In advance of Kim Jong Il’s birthday on February 16, one of North Korea’s biggest national holidays, the authorities forced residents to contribute money to the state. The financial burden of this and other de facto taxes North Koreans are required to pay is creating some level of discontent in the country.
“The approaching Day of the Shining Star (Kim Jong Il’s birthday) has led to an order by the government toward factories and enterprises in Chongjin and even farms in Onsong County to contribute foreign currency,” said a North Hamgyong Province-based source on February 15. “The authorities are ordering these entities to pay 10,000 KPW per person (employee) to the state.”
North Korean efforts to raise foreign currency began in the 1972 when Kim Jong Il ordered that institutions and citizens contribute items that could be sold for foreign currency to the state in celebration of Kim Il Sung’s birthday. The government originally requested gold, pine mushrooms, and animal pelts but now demands foreign currency outright.
In North Korea, 10,000 KPW is equivalent in value to approximately two kilograms of rice in the markets, or 1.22 USD. This is not a lot of money, and many residents have become more financially well-off through their earnings in private business activities and have not complained about this form of “tax” to any great extent.
The issue with the state’s demand, however, centers on those North Koreans who are in more difficult financial situations, and it is those in the poorer classes that are raising issues with the financial burden it imposes on them.
“To some workers in enterprises who don’t conduct private business activities, 10,000 KPW is a lot of money,” said a source in Ryanggang Province. “The authorities don’t even give them proper wages, so it’s cruel of the state to be asking them for money.”
What’s more infuriating for local residents is that the government, through Party committees in the factories, is demanding that money for the loyalty funds be automatically deducted from workers’ monthly wages without their express permission.
“The factories just decided on their own to take out the funds from workers’ salaries because they didn’t know when or if the workers would be able to save it up themselves. But these workers are so poor that they don’t even have the money to bring their own lunchboxes. The workers don’t complain openly about the situation but I heard that many are really fuming because of it,” an additional source in Ryanggang Province reported.

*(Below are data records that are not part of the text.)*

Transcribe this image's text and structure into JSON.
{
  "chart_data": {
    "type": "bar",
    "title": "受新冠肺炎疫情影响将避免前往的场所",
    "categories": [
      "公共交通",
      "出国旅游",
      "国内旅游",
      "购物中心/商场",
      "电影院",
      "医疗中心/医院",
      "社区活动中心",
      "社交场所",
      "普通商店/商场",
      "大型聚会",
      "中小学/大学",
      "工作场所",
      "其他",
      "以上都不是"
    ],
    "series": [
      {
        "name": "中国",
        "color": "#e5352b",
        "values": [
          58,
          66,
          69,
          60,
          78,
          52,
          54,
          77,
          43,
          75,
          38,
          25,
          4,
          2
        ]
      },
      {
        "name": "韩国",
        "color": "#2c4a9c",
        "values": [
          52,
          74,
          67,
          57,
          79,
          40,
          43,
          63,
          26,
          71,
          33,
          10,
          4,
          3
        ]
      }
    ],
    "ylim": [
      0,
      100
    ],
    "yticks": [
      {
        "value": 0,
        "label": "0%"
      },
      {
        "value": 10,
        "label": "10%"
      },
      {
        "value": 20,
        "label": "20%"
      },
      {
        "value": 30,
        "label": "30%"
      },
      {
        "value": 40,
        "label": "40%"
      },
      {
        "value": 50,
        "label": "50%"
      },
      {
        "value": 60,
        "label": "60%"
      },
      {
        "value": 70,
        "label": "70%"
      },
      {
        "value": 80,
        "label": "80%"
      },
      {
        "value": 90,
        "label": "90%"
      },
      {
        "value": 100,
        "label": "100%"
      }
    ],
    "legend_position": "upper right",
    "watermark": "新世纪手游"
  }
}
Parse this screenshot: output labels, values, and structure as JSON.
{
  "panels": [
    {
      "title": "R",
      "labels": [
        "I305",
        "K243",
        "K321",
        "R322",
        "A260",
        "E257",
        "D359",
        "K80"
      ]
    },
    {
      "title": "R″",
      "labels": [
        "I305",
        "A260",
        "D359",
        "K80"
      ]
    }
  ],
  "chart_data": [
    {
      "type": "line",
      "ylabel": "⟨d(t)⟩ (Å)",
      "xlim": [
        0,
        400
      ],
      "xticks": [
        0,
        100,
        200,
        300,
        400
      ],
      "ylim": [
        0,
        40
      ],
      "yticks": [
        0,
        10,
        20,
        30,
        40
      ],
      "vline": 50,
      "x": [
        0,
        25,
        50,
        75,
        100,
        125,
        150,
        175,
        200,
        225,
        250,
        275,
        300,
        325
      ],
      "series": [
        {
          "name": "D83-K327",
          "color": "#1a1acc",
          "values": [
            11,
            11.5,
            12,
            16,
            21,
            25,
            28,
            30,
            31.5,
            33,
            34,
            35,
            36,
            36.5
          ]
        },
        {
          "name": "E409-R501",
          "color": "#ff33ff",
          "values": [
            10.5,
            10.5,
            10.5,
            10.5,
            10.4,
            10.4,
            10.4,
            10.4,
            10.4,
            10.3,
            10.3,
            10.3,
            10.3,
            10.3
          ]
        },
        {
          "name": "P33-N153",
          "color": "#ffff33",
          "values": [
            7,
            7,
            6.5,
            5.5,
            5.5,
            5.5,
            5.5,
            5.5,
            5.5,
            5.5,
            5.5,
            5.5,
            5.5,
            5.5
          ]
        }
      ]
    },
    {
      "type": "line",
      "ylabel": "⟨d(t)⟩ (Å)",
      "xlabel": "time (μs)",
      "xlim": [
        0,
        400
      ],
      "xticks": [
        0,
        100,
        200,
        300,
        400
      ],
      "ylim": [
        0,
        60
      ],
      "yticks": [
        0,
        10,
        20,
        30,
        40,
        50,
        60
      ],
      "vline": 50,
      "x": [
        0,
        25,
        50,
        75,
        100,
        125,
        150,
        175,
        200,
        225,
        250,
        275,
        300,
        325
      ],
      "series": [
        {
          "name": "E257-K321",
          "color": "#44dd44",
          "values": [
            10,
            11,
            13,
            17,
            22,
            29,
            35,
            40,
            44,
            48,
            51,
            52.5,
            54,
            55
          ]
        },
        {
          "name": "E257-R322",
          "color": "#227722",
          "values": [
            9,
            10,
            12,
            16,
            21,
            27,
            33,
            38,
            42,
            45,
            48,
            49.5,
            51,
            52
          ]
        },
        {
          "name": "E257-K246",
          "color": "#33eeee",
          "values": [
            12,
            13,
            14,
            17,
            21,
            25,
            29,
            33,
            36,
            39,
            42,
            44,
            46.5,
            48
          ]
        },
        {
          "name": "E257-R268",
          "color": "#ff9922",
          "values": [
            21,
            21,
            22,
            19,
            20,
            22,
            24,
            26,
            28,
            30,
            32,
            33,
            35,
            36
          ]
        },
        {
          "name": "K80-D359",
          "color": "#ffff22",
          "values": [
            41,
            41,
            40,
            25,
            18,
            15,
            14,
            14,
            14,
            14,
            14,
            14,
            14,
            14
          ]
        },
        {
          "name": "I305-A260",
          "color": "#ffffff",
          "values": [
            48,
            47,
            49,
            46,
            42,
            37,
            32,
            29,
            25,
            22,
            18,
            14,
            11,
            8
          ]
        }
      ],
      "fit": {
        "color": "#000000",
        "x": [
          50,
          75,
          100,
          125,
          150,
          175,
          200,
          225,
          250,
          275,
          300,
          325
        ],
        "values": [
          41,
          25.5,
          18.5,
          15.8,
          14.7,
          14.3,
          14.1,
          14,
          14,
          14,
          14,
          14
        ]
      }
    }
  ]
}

“The authorities are taking money from people to pay for all sorts of construction projects and to prepare election sites (for the upcoming Supreme People’s Assembly elections),” he said.
“The government crackdown on what people are allowed to say in advance of the upcoming [politically sensitive] events and elections means that people are not openly talking about what they’re going through.”
The North Korean authorities are actively leaning on ordinary North Koreans to supply funds needed for construction projects in Samjiyon County, the Wonsan-Kalma Coastal Tourist Area and other major projects.
North Koreans are showing less interest in [the spirit of] Kim Jong Il due to an increase in discontent toward the state and its practices during celebrations for the deceased leader. The government has moved to mobilize its citizens to take part in a range of events to help celebrate Kim Jong Il’s birthday, but the genuine fervor of previous years has largely abated.
The North Korean authorities also mobilized people to form “loyalty singing groups” within each work unit, but the general response to this has largely been negative, according to a source in South Hamgyong Province.
“People were asking when they’re able to rest when they have to work all day and then sing at night,” she said.